García Moreno supo con claridad que la política y el poder debían servir para construir el Estado casi inexistente y la nación en ciernes y que la única manera de hacerlo era a través del catolicismo, porque este unía a todos, incluidos conservadores y liberales, centralistas y federalistas, la Costa y la Sierra, la incipiente clase media y los exportadores.
Su idea del Ecuador católico, que se fundara en la fe y se aliara con el papado, no se oponía a que fuera moderno, progresista, “un país moral y libre, civilizado y rico”.
García Moreno entendió lo que mucho más tarde, en 1912, diría Émile Durkheim en su obra "Las formas elementales de la vida religiosa": la religión no es solo un conjunto de creencias individuales, sino una institución colectiva que refuerza la cohesión social y la identidad grupal.
Igual que se empeñaba en la obra pública, en las mejoras urbanas de la capital, en unir al país con caminos y carreteras e, incluso, concebir el ferrocarril Guayaquil-Quito, del que construyó 40 km, se empeñaba en la reforma de las órdenes religiosas y en las prácticas públicas de la fe.
Igual que apoyó la educación, la fijación de los símbolos patrios, trajo a los jesuitas alemanes para instituir la Escuela Politécnica Nacional y abrió el Observatorio Astronómico, apoyó la consagración del Ecuador al Sagrado Corazón de Jesús.
Ese “espíritu nacional” del que hablaba, suponía una nación católica inclusiva. Por eso concebía al Ecuador como “el pueblo de la fe” y “la patria de la verdad”.
No todos estaban ni estamos de acuerdo con ese enfoque, por supuesto. La tendencia de los liberales católicos, por ejemplo, en los mismos días de García Moreno era distinta: ellos estaban por desasociar la Iglesia y el Estado y consagrar la libertad de conciencia.
El propio Federico González Suárez no estaba de acuerdo. Siendo cura de la diócesis de Cuenca, Mons. Estévez de Toral, siempre enfrentado con García Moreno, lo designó para que pronunciara la oración fúnebre en la ceremonia en la catedral tras el asesinato.
González Suárez dijo, casi al inicio de su alocución: “Yo no pertenecí a su partido político, como es notorio; por lo mismo, mis palabras están lejos de ser dictadas por la pasión, antes me inspira la justicia. García Moreno tuvo defectos notables, pero estos defectos nacían de sus mismas buenas prendas; mejor dicho, eran excesos de sus mismas cualidades”.

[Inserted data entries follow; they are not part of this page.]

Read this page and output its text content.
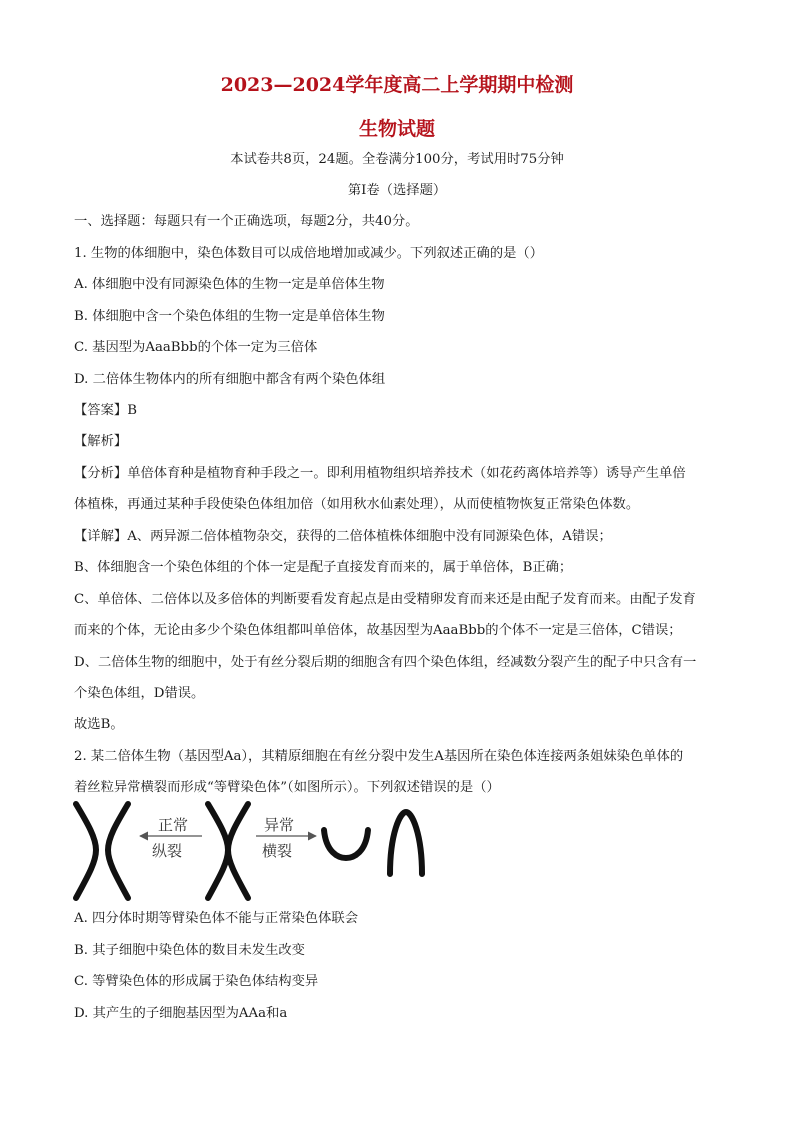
2023—2024学年度高二上学期期中检测
生物试题
本试卷共8页，24题。全卷满分100分，考试用时75分钟
第Ⅰ卷（选择题）
一、选择题：每题只有一个正确选项，每题2分，共40分。
1. 生物的体细胞中，染色体数目可以成倍地增加或减少。下列叙述正确的是（）
A. 体细胞中没有同源染色体的生物一定是单倍体生物
B. 体细胞中含一个染色体组的生物一定是单倍体生物
C. 基因型为AaaBbb的个体一定为三倍体
D. 二倍体生物体内的所有细胞中都含有两个染色体组
【答案】B
【解析】
【分析】单倍体育种是植物育种手段之一。即利用植物组织培养技术（如花药离体培养等）诱导产生单倍
体植株，再通过某种手段使染色体组加倍（如用秋水仙素处理），从而使植物恢复正常染色体数。
【详解】A、两异源二倍体植物杂交，获得的二倍体植株体细胞中没有同源染色体，A错误；
B、体细胞含一个染色体组的个体一定是配子直接发育而来的，属于单倍体，B正确；
C、单倍体、二倍体以及多倍体的判断要看发育起点是由受精卵发育而来还是由配子发育而来。由配子发育
而来的个体，无论由多少个染色体组都叫单倍体，故基因型为AaaBbb的个体不一定是三倍体，C错误；
D、二倍体生物的细胞中，处于有丝分裂后期的细胞含有四个染色体组，经减数分裂产生的配子中只含有一
个染色体组，D错误。
故选B。
2. 某二倍体生物（基因型Aa），其精原细胞在有丝分裂中发生A基因所在染色体连接两条姐妹染色单体的
着丝粒异常横裂而形成“等臂染色体”（如图所示）。下列叙述错误的是（）
正常
纵裂
异常
横裂
A. 四分体时期等臂染色体不能与正常染色体联会
B. 其子细胞中染色体的数目未发生改变
C. 等臂染色体的形成属于染色体结构变异
D. 其产生的子细胞基因型为AAa和a
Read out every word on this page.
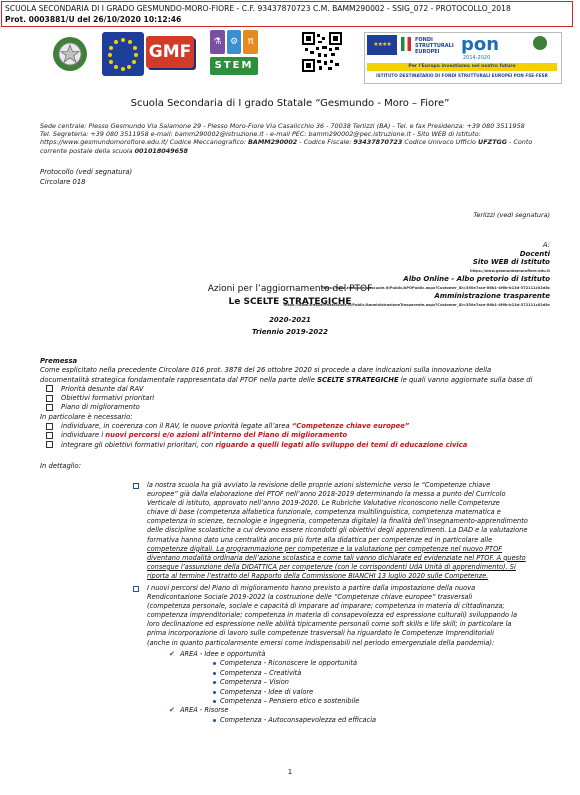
SCUOLA SECONDARIA DI I GRADO GESMUNDO-MORO-FIORE - C.F. 93437870723 C.M. BAMM290002 - SSIG_072 - PROTOCOLLO_2018
Prot. 0003881/U del 26/10/2020 10:12:46
GMF	⚗ ⚙ π
STEM
★★★★
FONDI STRUTTURALI EUROPEI	pon
2014-2020
Per l'Europa investiamo nel nostro futuro
ISTITUTO DESTINATARIO DI FONDI STRUTTURALI EUROPEI PON FSE-FESR
Scuola Secondaria di I grado Statale “Gesmundo - Moro – Fiore”
Sede centrale: Plesso Gesmundo Via Salamone 29 - Plesso Moro-Fiore Via Casalicchio 36 - 70038 Terlizzi (BA) - Tel. e fax Presidenza: +39 080 3511958
Tel. Segreteria: +39 080 3511958 e-mail: bamm290002@istruzione.it - e-mail PEC: bamm290002@pec.istruzione.it - Sito WEB di Istituto:
https://www.gesmundomorofiore.edu.it/ Codice Meccanografico: BAMM290002 - Codice Fiscale: 93437870723 Codice Univoco Ufficio UFZTGG - Conto
corrente postale della scuola 001018049658
Protocollo (vedi segnatura)
Circolare 018
Terlizzi (vedi segnatura)
A:
Docenti
Sito WEB di Istituto
https://www.gesmundomorofiore.edu.it
Albo Online - Albo pretorio di Istituto
https://www.trasparenzascuole.it/Public/APOPublic.aspx?Customer_ID=350e7ace-86b1-4f6b-b13d-372111c02d8c
Amministrazione trasparente
https://www.trasparenzascuole.it/Public/AmministrazioneTrasparente.aspx?Customer_ID=350e7ace-86b1-4f6b-b13d-372111c02d8c
Azioni per l’aggiornamento del PTOF
Le SCELTE STRATEGICHE
2020-2021
Triennio 2019-2022
Premessa
Come esplicitato nella precedente Circolare 016 prot. 3878 del 26 ottobre 2020 si procede a dare indicazioni sulla innovazione della
documentalità strategica fondamentale rappresentata dal PTOF nella parte delle SCELTE STRATEGICHE le quali vanno aggiornate sulla base di
Priorità desunte dal RAV
Obiettivi formativi prioritari
Piano di miglioramento
In particolare è necessario:
individuare, in coerenza con il RAV, le nuove priorità legate all’area “Competenze chiave europee”
individuare i nuovi percorsi e/o azioni all’interno del Piano di miglioramento
integrare gli obiettivi formativi prioritari, con riguardo a quelli legati allo sviluppo dei temi di educazione civica
In dettaglio:
la nostra scuola ha già avviato la revisione delle proprie azioni sistemiche verso le “Competenze chiave
europee” già dalla elaborazione del PTOF nell’anno 2018-2019 determinando la messa a punto del Curricolo
Verticale di istituto, approvato nell’anno 2019-2020. Le Rubriche Valutative riconoscono nelle Competenze
chiave di base (competenza alfabetica funzionale, competenza multilinguistica, competenza matematica e
competenza in scienze, tecnologie e ingegneria, competenza digitale) la finalità dell’insegnamento-apprendimento
delle discipline scolastiche a cui devono essere ricondotti gli obiettivi degli apprendimenti. La DAD e la valutazione
formativa hanno dato una centralità ancora più forte alla didattica per competenze ed in particolare alle
competenze digitali. La programmazione per competenze e la valutazione per competenze nel nuovo PTOF
diventano modalità ordinaria dell’azione scolastica e come tali vanno dichiarate ed evidenziate nel PTOF. A questo
consegue l’assunzione della DIDATTICA per competenze (con le corrispondenti UdA Unità di apprendimento). Si
riporta al termine l’estratto del Rapporto della Commissione BIANCHI 13 luglio 2020 sulle Competenze.
I nuovi percorsi del Piano di miglioramento hanno previsto a partire dalla impostazione della nuova
Rendicontazione Sociale 2019-2022 la costruzione delle “Competenze chiave europee” trasversali
(competenza personale, sociale e capacità di imparare ad imparare; competenza in materia di cittadinanza;
competenza imprenditoriale; competenza in materia di consapevolezza ed espressione culturali) sviluppando la
loro declinazione ed espressione nelle abilità tipicamente personali come soft skills e life skill; in particolare la
prima incorporazione di lavoro sulle competenze trasversali ha riguardato le Competenze Imprenditoriali
(anche in quanto particolarmente emersi come indispensabili nel periodo emergenziale della pandemia):
✔ AREA - Idee e opportunità
Competenza - Riconoscere le opportunità
Competenza – Creatività
Competenza – Vision
Competenza - Idee di valore
Competenza – Pensiero etico e sostenibile
✔ AREA - Risorse
Competenza - Autoconsapevolezza ed efficacia
1
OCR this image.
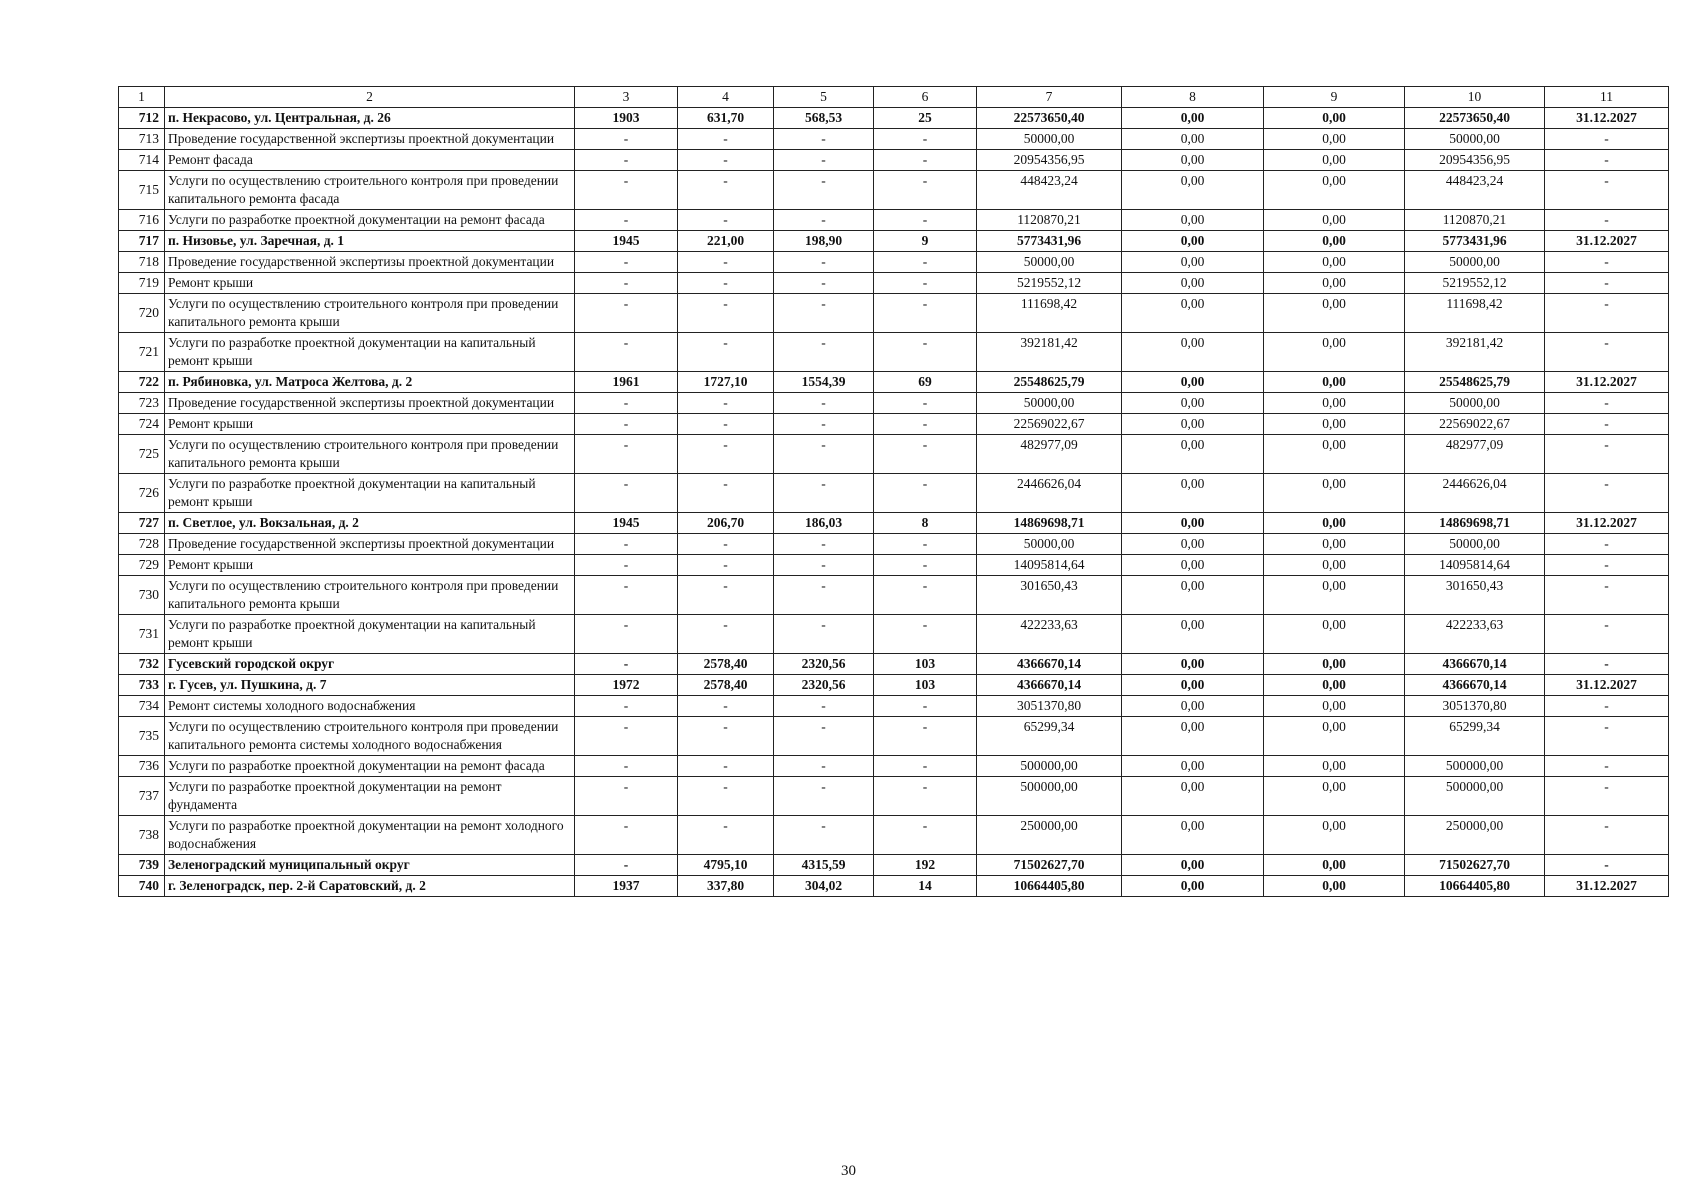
1	2	3	4	5	6	7	8	9	10	11
712	п. Некрасово, ул. Центральная, д. 26	1903	631,70	568,53	25	22573650,40	0,00	0,00	22573650,40	31.12.2027
713	Проведение государственной экспертизы проектной документации	-	-	-	-	50000,00	0,00	0,00	50000,00	-
714	Ремонт фасада	-	-	-	-	20954356,95	0,00	0,00	20954356,95	-
715	Услуги по осуществлению строительного контроля при проведении капитального ремонта фасада	-	-	-	-	448423,24	0,00	0,00	448423,24	-
716	Услуги по разработке проектной документации на ремонт фасада	-	-	-	-	1120870,21	0,00	0,00	1120870,21	-
717	п. Низовье, ул. Заречная, д. 1	1945	221,00	198,90	9	5773431,96	0,00	0,00	5773431,96	31.12.2027
718	Проведение государственной экспертизы проектной документации	-	-	-	-	50000,00	0,00	0,00	50000,00	-
719	Ремонт крыши	-	-	-	-	5219552,12	0,00	0,00	5219552,12	-
720	Услуги по осуществлению строительного контроля при проведении капитального ремонта крыши	-	-	-	-	111698,42	0,00	0,00	111698,42	-
721	Услуги по разработке проектной документации на капитальный ремонт крыши	-	-	-	-	392181,42	0,00	0,00	392181,42	-
722	п. Рябиновка, ул. Матроса Желтова, д. 2	1961	1727,10	1554,39	69	25548625,79	0,00	0,00	25548625,79	31.12.2027
723	Проведение государственной экспертизы проектной документации	-	-	-	-	50000,00	0,00	0,00	50000,00	-
724	Ремонт крыши	-	-	-	-	22569022,67	0,00	0,00	22569022,67	-
725	Услуги по осуществлению строительного контроля при проведении капитального ремонта крыши	-	-	-	-	482977,09	0,00	0,00	482977,09	-
726	Услуги по разработке проектной документации на капитальный ремонт крыши	-	-	-	-	2446626,04	0,00	0,00	2446626,04	-
727	п. Светлое, ул. Вокзальная, д. 2	1945	206,70	186,03	8	14869698,71	0,00	0,00	14869698,71	31.12.2027
728	Проведение государственной экспертизы проектной документации	-	-	-	-	50000,00	0,00	0,00	50000,00	-
729	Ремонт крыши	-	-	-	-	14095814,64	0,00	0,00	14095814,64	-
730	Услуги по осуществлению строительного контроля при проведении капитального ремонта крыши	-	-	-	-	301650,43	0,00	0,00	301650,43	-
731	Услуги по разработке проектной документации на капитальный ремонт крыши	-	-	-	-	422233,63	0,00	0,00	422233,63	-
732	Гусевский городской округ	-	2578,40	2320,56	103	4366670,14	0,00	0,00	4366670,14	-
733	г. Гусев, ул. Пушкина, д. 7	1972	2578,40	2320,56	103	4366670,14	0,00	0,00	4366670,14	31.12.2027
734	Ремонт системы холодного водоснабжения	-	-	-	-	3051370,80	0,00	0,00	3051370,80	-
735	Услуги по осуществлению строительного контроля при проведении капитального ремонта системы холодного водоснабжения	-	-	-	-	65299,34	0,00	0,00	65299,34	-
736	Услуги по разработке проектной документации на ремонт фасада	-	-	-	-	500000,00	0,00	0,00	500000,00	-
737	Услуги по разработке проектной документации на ремонт фундамента	-	-	-	-	500000,00	0,00	0,00	500000,00	-
738	Услуги по разработке проектной документации на ремонт холодного водоснабжения	-	-	-	-	250000,00	0,00	0,00	250000,00	-
739	Зеленоградский муниципальный округ	-	4795,10	4315,59	192	71502627,70	0,00	0,00	71502627,70	-
740	г. Зеленоградск, пер. 2-й Саратовский, д. 2	1937	337,80	304,02	14	10664405,80	0,00	0,00	10664405,80	31.12.2027
30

Estas palabras, como se comprende, fueron muy criticadas por quienes veían a García Moreno como un santo y un mártir de la fe, y habrían de ser una de las marcas de las diferencias que los católicos ultramontanos tuvieron por décadas con González Suárez, quien fue, más tarde, obispo de Ibarra y arzobispo de Quito.
Y es una marca de diferencia entre los fanáticos seguidores de García Moreno, y quienes, en la historiografía ecuatoriana reciente, lo juzgamos desapasionadamente.
Al cabo de 150 años es posible esa mirada, que permite reconocer su grandeza y sus defectos y ver también el papel que jugó y el producto social que fue, en un momento clave de la historia. Y entender cómo logró, con un método poco usual, construir la unidad de una nación.